Partie 2 : un vrai dialogue commence. Willy s’anime et s’engage dans la conversation qui porte sur l’aliénation de la vie moderne et l’envie de relations authentiques avec des personnes authentiques, un court moment harmonieux. Brusquement, pour une histoire de couverture électrique, le ton change, et Andre renvoie à Wally son confort matériel, symbole de la déconnexion au monde, qui le situe dans la catégorie de personnes qu’ils viennent juste de critiquer. Même si Andre a fait son autocritique, on réalise cependant qu’il reste attaché à quelques préceptes des curieuses expériences vécues, et Wally est coincé car il s’est engagé dans la conversation. Ce bref instant d’harmonie entre eux est fini.
Partie 3 : débute alors une autre conversation sur le théâtre et son objet, et plus tard sur la question de savoir si l’accès à la vérité repose sur le savoir scientifique ou une spiritualité mystique. Si Wally penche pour la science, il concède que celle-ci a mené à des résultats désastreux au vingtième siècle tandis qu’Andre reconnaît qu’une vie sans prétention peut-être remplie et authentique. Ils concluent que, quelles que soient la méthode ou les opinions différentes, la meilleure intention que l’on peut avoir est de ne jamais s’installer dans un rôle prédéfini.

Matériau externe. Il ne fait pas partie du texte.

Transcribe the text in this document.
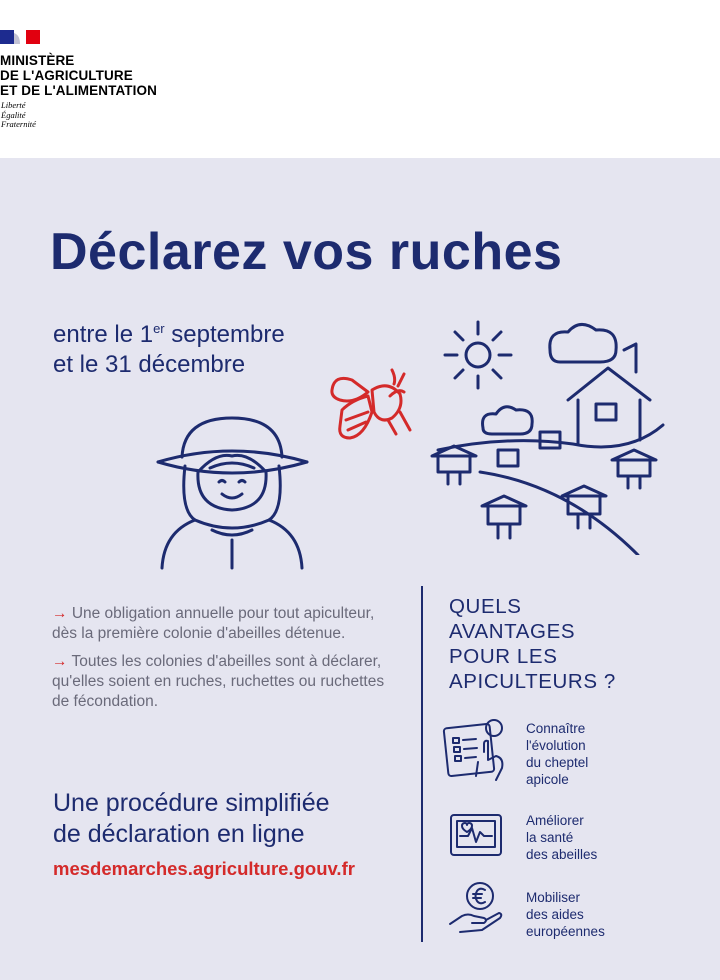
MINISTÈRE
DE L'AGRICULTURE
ET DE L'ALIMENTATION
Liberté
Égalité
Fraternité
Déclarez vos ruches
entre le 1er septembre
et le 31 décembre

→ Une obligation annuelle pour tout apiculteur, dès la première colonie d'abeilles détenue.

→ Toutes les colonies d'abeilles sont à déclarer, qu'elles soient en ruches, ruchettes ou ruchettes de fécondation.

Une procédure simplifiée
de déclaration en ligne
mesdemarches.agriculture.gouv.fr
QUELS
AVANTAGES
POUR LES
APICULTEURS ?
Connaître
l'évolution
du cheptel
apicole
Améliorer
la santé
des abeilles
Mobiliser
des aides
européennes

Ils se séparent amicalement. Dans le taxi, de retour chez lui, Wally pense et ne rumine plus. Il n’a pas changé d’opinion mais il vient de vivre un moment excitant de débat. Il était angoissé, grincheux et nerveux avant le dîner. Il pensait à ses échecs et à ses factures. On le retrouve certes introspectif, mais aussi attentif aux immeubles et aux lumières de la ville, presque romantique. Le comportement d’Andre a changé aussi, il commence volubile, sûr de lui-même, presque ridicule, puis tout en se moquant du peu d’effet qu’ont eu ses expériences mystiques sur lui, il a une acuité que Wally n’a pas, sur la vie d’automate, sans signification, de la majorité des gens, qui jouent un rôle, comme des acteurs.
Ce film, grâce au bouche-à-oreille, est resté à l’affiche à New-York pendant une année, contre toute attente. Il est considéré par beaucoup comme un film culte, et il est décortiqué sous tous ses aspects par des fans. Il y a quelques années, ce texte a été mis en scène au théâtre par la troupe belge Tg Stan.
Nous retrouverons les deux compères dans le dernier film de Louis Malle, Vanya, 42e Rue, tourné en 1994.
Cette rubrique se veut régulière (et fréquente) car si vous avez lu mon premier article, vous savez dorénavant que je suis férue de cinéma. J’ai la chance de vivre dans la capitale mondiale du 7ème art, et je vous ferai part de temps en temps de mes coups de cœur.
Ces films ont été visionnés au cinéma Le Louxor, à Paris.